Correct, for multiprocessing support it uses Redis, the idea is that you have a sidecar with your service that will sync metrics between all of them for scrapes.

The default are blocking operations and they are fast, they are pipelined for scrapes (retrieving all the metrics value is the slowest part sped-up with this).

If you are curious there are some benchmarks tests that I used to make sure the library was correct comparing with the official one, in my tests this approacher is faster than the mmap files one but they are testing a really limited scenario so take it with a grain of salt: https://github.com/Llandy3d/pytheus-bench#the-results-

Correct for the TTL, if a metric doesn't get scraped/incremented for more than ttl, it will be cleaned up. 1 hour is the current default value.
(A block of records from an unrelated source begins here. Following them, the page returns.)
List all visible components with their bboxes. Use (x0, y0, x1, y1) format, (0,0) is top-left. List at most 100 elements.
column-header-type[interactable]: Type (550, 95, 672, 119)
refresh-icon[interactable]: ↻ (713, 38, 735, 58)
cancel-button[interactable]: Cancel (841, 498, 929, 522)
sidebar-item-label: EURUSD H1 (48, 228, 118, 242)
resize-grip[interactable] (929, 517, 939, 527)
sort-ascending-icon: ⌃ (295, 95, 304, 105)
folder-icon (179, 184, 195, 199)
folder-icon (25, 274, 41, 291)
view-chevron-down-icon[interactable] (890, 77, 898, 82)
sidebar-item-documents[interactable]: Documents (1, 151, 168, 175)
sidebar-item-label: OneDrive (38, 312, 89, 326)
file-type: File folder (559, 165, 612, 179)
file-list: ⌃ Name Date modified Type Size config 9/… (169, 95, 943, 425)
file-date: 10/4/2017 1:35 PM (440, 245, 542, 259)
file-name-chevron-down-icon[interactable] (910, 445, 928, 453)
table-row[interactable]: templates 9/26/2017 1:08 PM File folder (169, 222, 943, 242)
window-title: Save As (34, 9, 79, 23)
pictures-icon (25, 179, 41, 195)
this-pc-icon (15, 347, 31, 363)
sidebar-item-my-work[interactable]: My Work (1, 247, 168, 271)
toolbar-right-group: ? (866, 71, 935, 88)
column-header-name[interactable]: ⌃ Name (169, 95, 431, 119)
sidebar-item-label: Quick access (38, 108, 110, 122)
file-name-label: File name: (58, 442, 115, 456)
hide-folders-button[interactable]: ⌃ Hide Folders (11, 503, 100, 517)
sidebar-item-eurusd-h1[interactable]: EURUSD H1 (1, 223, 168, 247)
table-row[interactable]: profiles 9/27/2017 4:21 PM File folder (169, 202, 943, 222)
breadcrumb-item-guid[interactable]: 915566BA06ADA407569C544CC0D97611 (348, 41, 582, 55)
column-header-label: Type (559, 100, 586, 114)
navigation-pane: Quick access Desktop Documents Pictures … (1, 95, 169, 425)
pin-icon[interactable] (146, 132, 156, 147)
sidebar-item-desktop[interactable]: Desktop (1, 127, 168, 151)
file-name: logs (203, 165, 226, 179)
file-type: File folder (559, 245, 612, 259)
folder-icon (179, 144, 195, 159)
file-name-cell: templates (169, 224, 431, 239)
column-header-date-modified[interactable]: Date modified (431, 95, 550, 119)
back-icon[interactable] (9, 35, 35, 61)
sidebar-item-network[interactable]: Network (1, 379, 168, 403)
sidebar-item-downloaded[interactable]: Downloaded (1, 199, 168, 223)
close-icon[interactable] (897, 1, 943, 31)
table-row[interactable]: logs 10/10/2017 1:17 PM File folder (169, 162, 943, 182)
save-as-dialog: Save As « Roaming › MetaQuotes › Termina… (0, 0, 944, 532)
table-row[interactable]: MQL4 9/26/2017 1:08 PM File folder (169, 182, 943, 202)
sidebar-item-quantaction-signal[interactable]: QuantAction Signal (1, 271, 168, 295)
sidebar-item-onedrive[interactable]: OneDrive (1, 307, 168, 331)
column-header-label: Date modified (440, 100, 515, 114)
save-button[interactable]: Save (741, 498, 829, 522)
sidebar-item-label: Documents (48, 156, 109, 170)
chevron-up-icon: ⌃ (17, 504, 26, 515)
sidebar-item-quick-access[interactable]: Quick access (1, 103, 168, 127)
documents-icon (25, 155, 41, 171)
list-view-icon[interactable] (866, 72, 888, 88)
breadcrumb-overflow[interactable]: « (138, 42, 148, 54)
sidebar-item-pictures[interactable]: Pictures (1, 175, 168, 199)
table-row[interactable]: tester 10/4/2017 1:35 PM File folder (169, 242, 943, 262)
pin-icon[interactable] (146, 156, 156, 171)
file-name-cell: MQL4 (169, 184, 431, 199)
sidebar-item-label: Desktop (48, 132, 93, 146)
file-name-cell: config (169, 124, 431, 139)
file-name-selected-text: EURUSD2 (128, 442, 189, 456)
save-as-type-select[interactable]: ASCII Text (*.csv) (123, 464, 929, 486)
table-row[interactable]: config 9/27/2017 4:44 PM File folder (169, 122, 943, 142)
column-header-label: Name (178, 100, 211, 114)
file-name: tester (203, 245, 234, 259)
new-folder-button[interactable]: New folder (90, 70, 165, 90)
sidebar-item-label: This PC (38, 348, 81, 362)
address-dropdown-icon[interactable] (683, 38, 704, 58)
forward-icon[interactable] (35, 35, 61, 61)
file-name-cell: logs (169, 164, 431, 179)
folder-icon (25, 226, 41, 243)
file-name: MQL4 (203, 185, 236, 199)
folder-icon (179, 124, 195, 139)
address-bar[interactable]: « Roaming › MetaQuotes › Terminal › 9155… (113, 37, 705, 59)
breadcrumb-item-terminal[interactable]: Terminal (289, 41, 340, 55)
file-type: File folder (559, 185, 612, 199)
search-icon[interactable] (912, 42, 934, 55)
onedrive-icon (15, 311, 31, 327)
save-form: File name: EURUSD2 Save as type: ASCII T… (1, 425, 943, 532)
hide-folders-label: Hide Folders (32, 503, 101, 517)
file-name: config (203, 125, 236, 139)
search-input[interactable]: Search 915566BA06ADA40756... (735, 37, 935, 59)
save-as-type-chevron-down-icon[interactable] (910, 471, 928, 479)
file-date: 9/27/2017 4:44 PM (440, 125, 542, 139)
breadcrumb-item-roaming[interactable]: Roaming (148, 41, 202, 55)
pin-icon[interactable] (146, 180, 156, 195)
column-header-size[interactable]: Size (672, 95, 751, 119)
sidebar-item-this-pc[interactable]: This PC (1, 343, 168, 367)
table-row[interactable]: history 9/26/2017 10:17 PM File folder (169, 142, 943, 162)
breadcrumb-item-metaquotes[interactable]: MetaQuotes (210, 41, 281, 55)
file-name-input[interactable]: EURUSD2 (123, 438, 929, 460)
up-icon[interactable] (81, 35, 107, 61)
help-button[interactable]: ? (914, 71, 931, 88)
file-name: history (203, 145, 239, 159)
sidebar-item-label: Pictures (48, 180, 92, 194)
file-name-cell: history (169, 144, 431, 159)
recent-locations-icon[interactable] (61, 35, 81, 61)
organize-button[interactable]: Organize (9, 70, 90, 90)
To go a little further into details, the Rust based backend has a separate thread for changing metrics value, so on your python code, wether sync or async, the operation is extremely fast. On the Rust side, the operations are collected and pipelined together asynchronously. From the tests I've made this is enough, but if someone has an insane amount of metrics to modify, it is possible to add support for multiple "writer" threads, the important bit is that operations for a single metric are done in order, but this can be easily achieved by hashing with the number of threads. I hope this answer your questions!